Probably my all-time favorite movie (as well as the top comedy on the AFI list), this is hilarious, clever, sexy, warm, sweet, romantic, cynical, dark, light, wise, silly, gay-friendly, and remarkably well-timed.  That last quality really struck me on this viewing, how not just the wisecracks but everything, from sound effects to exits and entrances, is Swiss-watch-like.  The script by Wilder and Diamond is top-notch, from running jokes like "Type O" to plot twists to its justly famous curtain line to double entendres .  (This time I caught "cherry tarts.")  The three leads were probably never better than they are here: Curtis, playing "heel" Joe, prissy Josephine, and Cary-Grantesque Shell Oil Jr.; Lemmon as insecure Jerry and unsinkable Daphne; and Monroe, still lighting up the screen as she did at the beginning of the decade in All About Eve, here more vulnerable but also more fun-loving as Sugar Kane.  They're well-supported by the rest of the cast, especially the veterans, with "satchel-mouthed" Joe E. Brown priceless as Lemmon's suitor.  Although the film is not a musical per se, it does use music very effectively, not just the jazzy background themes and incidental music, but Marilyn's three very different songs.  (Needless to say, far more memorable than poor Jayne Mansfield's ditties in The Sheriff of Fractured Jaw.)  The costumes, Marilyn's especially, are just right, and the movie is definitely an argument for the beauty of black & white.  (In fact, on their anti-Colorization program, Siskel & Ebert showed a clip of Marilyn teasing and being teased by the shadows and lights during "I Wanna Be Loved by You.")  The comparisons to the farce of the Marx Brothers don't seem overblown, and in fact there's a great improvement on the "crowded compartment" scene of A Night at the Opera.
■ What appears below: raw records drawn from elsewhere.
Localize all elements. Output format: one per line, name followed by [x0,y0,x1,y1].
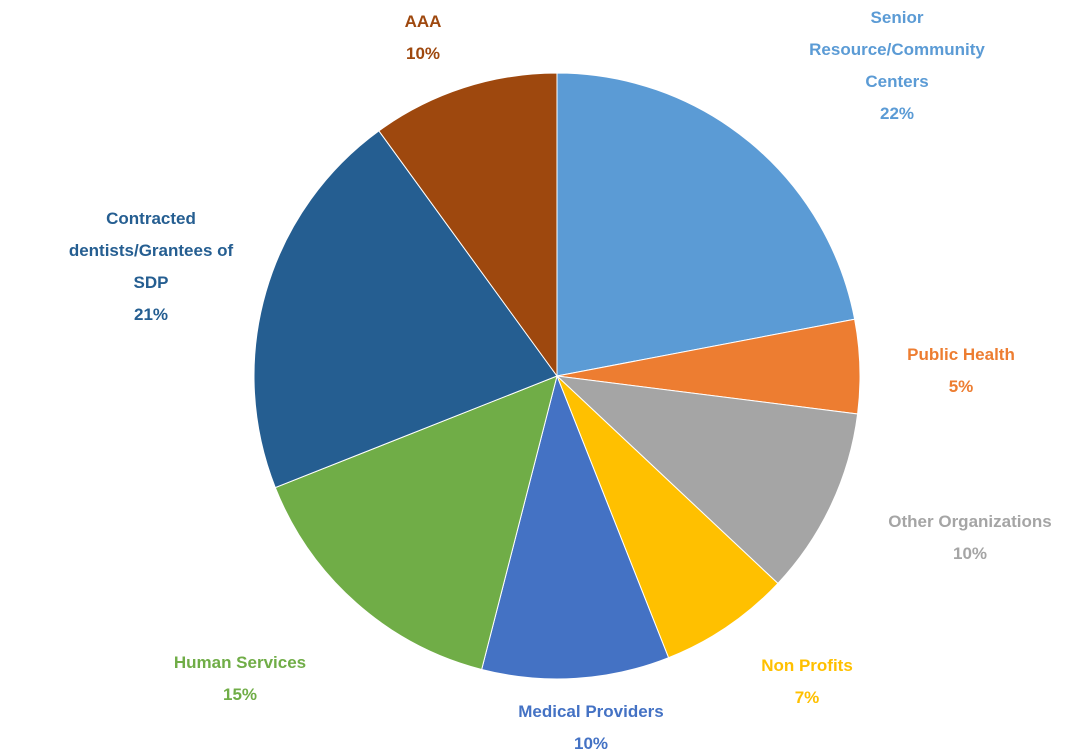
value-label: 10% [405,44,441,63]
value-label: 22% [879,104,915,123]
category-name: AAA [404,12,442,31]
category-name: Senior Resource/Community Centers [809,8,985,91]
category-name: Non Profits [761,656,853,675]
value-label: 7% [794,688,820,707]
slice-label: Human Services 15% [110,647,370,711]
slice-label: Senior Resource/Community Centers 22% [797,2,997,130]
pie-slice [274,375,558,671]
category-name: Medical Providers [518,702,664,721]
value-label: 5% [948,377,974,396]
category-name: Human Services [173,653,307,672]
slice-label: Contracted dentists/Grantees of SDP 21% [56,203,246,331]
slice-label: AAA 10% [343,6,503,70]
value-label: 10% [952,544,988,563]
category-name: Contracted dentists/Grantees of SDP [68,209,234,292]
category-name: Other Organizations [888,512,1052,531]
slice-label: Public Health 5% [831,339,1083,403]
pie-slice [556,375,779,659]
pie-slice [556,72,856,377]
pie-slice [481,374,670,680]
pie-slice [253,130,558,489]
value-label: 15% [222,685,258,704]
value-label: 21% [133,305,169,324]
slice-label: Non Profits 7% [707,650,907,714]
pie-slice [555,375,859,585]
slice-label: Medical Providers 10% [461,696,721,753]
slice-label: Other Organizations 10% [840,506,1083,570]
value-label: 10% [573,734,609,753]
category-name: Public Health [907,345,1015,364]
pie-slice [378,72,558,378]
So why not an A+?  Well, I could say something about perfection, but I think it's that the gangster plot doesn't quite work.  Don't get me wrong.  It provides some great moments, especially when George Raft (Spats) and Pat O'Brien face off, or when we see how stupid and crude Spats's henchmen are, and it doesn't bring the movie too far down, as the gangsters do in The Girl Can't Help It.  But when the mob, or rather mobs, show up in the last half hour of the movie, it takes away some of the sunny bubbliness of the Florida setting.  Still, the two wrong-for-each-other-yet-so-right couples manage to go off into the horizon, on their way to a yacht, and there is that lovely end-line.
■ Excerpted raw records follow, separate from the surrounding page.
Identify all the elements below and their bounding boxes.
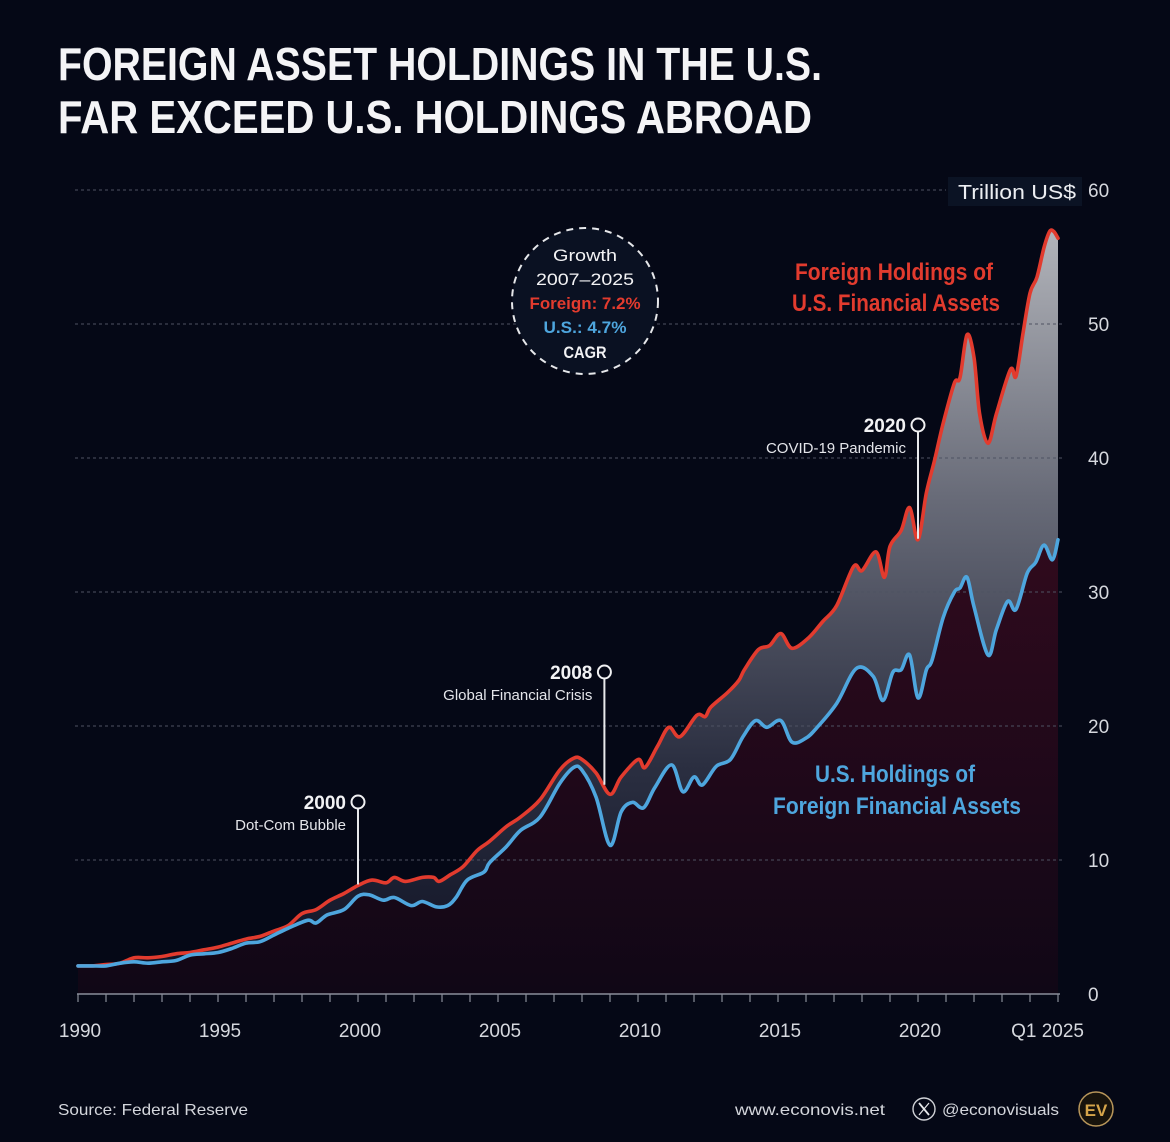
foreign-label-line-2: U.S. Financial Assets [792, 290, 1000, 317]
callout-circle [511, 227, 659, 375]
x-tick-label: 1995 [199, 1021, 241, 1042]
annotations: 2000 Dot-Com Bubble 2008 Global Financial C… [235, 416, 926, 885]
us-label-line-1: U.S. Holdings of [815, 761, 976, 788]
x-tick-label: 2015 [759, 1021, 801, 1042]
annotation-label: Dot-Com Bubble [235, 817, 346, 834]
title-line-1: FOREIGN ASSET HOLDINGS IN THE U.S. [58, 38, 822, 90]
callout-heading: Growth [553, 246, 617, 265]
y-tick-label: 40 [1088, 449, 1109, 470]
callout-period: 2007–2025 [536, 270, 634, 289]
y-tick-label: 20 [1088, 717, 1109, 738]
y-axis-unit-label: Trillion US$ [948, 177, 1082, 206]
annotation-label: COVID-19 Pandemic [766, 440, 907, 457]
x-logo-icon[interactable] [912, 1097, 936, 1121]
annotation-year: 2020 [864, 416, 906, 437]
callout-us-cagr: U.S.: 4.7% [544, 318, 627, 337]
growth-callout: Growth 2007–2025 Foreign: 7.2% U.S.: 4.7… [511, 227, 659, 375]
circle-marker-icon [596, 664, 612, 680]
y-axis: 0 10 20 30 40 50 60 [1088, 181, 1109, 1006]
title-line-2: FAR EXCEED U.S. HOLDINGS ABROAD [58, 91, 812, 143]
us-series-label: U.S. Holdings of Foreign Financial Asset… [773, 761, 1021, 820]
y-tick-label: 60 [1088, 181, 1109, 202]
annotation-2020: 2020 COVID-19 Pandemic [766, 416, 926, 539]
foreign-series-label: Foreign Holdings of U.S. Financial Asset… [792, 259, 1000, 317]
source-note: Source: Federal Reserve [58, 1102, 248, 1119]
y-tick-label: 0 [1088, 985, 1099, 1006]
circle-marker-icon [910, 417, 926, 433]
annotation-2000: 2000 Dot-Com Bubble [235, 793, 366, 885]
foreign-holdings-line [76, 228, 1060, 968]
x-tick-label: 2005 [479, 1021, 521, 1042]
area-layer [78, 230, 1058, 995]
x-tick-label: 1990 [59, 1021, 101, 1042]
callout-foreign-cagr: Foreign: 7.2% [530, 294, 641, 313]
x-tick-label: 2020 [899, 1021, 941, 1042]
website-link[interactable]: www.econovis.net [734, 1102, 886, 1119]
us-holdings-line [76, 537, 1060, 968]
foreign-label-line-1: Foreign Holdings of [795, 259, 994, 286]
annotation-year: 2008 [550, 663, 592, 684]
footer: Source: Federal Reserve www.econovis.net… [58, 1091, 1114, 1127]
x-tick-label: 2000 [339, 1021, 381, 1042]
ev-logo-text: EV [1085, 1101, 1108, 1120]
annotation-year: 2000 [304, 793, 346, 814]
social-handle[interactable]: @econovisuals [942, 1102, 1059, 1119]
us-label-line-2: Foreign Financial Assets [773, 793, 1021, 820]
callout-metric: CAGR [564, 343, 607, 362]
chart-title: FOREIGN ASSET HOLDINGS IN THE U.S. FAR E… [58, 38, 822, 143]
circle-marker-icon [350, 794, 366, 810]
x-tick-label: 2010 [619, 1021, 661, 1042]
line-layer [76, 228, 1060, 968]
y-tick-label: 30 [1088, 583, 1109, 604]
x-axis-labels: 1990 1995 2000 2005 2010 2015 2020 Q1 2025 [59, 1021, 1084, 1042]
x-tick-label: Q1 2025 [1011, 1021, 1084, 1042]
y-tick-label: 10 [1088, 851, 1109, 872]
us-holdings-area [78, 539, 1058, 994]
y-tick-label: 50 [1088, 315, 1109, 336]
y-axis-unit: Trillion US$ [958, 182, 1076, 204]
ev-logo-icon: EV [1078, 1091, 1114, 1127]
annotation-2008: 2008 Global Financial Crisis [443, 663, 612, 785]
x-axis [77, 993, 1060, 1002]
unit-label-box [948, 177, 1082, 206]
grid-layer [75, 189, 1062, 861]
annotation-label: Global Financial Crisis [443, 687, 592, 704]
Tom Kennedy (not the game show host), who plays a bouncer here, was in the Marxes' Monkey Business.  Jack Gordon was in It's a Wonderful Life.  Carl Sklover was in Abbott and Costello Go to Mars.  Billy Wayne was in The Girl Can't Help It.  Bert Stevens was in Citizen Kane and Auntie Mame, the latter with Arthur Tovey.

Joe Palma and Joan Shawlee (Sweet Sue) would be in The Apartment.  Tiger Joe Marsh would do Beware! The Blob.  Dave Barry (not that Dave Barry), who is Beinstock here, would be in Spinout.  Mike Mazurki, one of Spats's more memorable henchmen, would appear in The Magic of Lassie.  George Raft would play himself in Sextette, while Tony Curtis would chew a lot of scenery as one of the many ex-husbands (the Russian one) of Mae West's character.  Nehemiah Persoff, who's Little Bonaparte, would have a completely different role as Yentl's papa in the Streisand movie.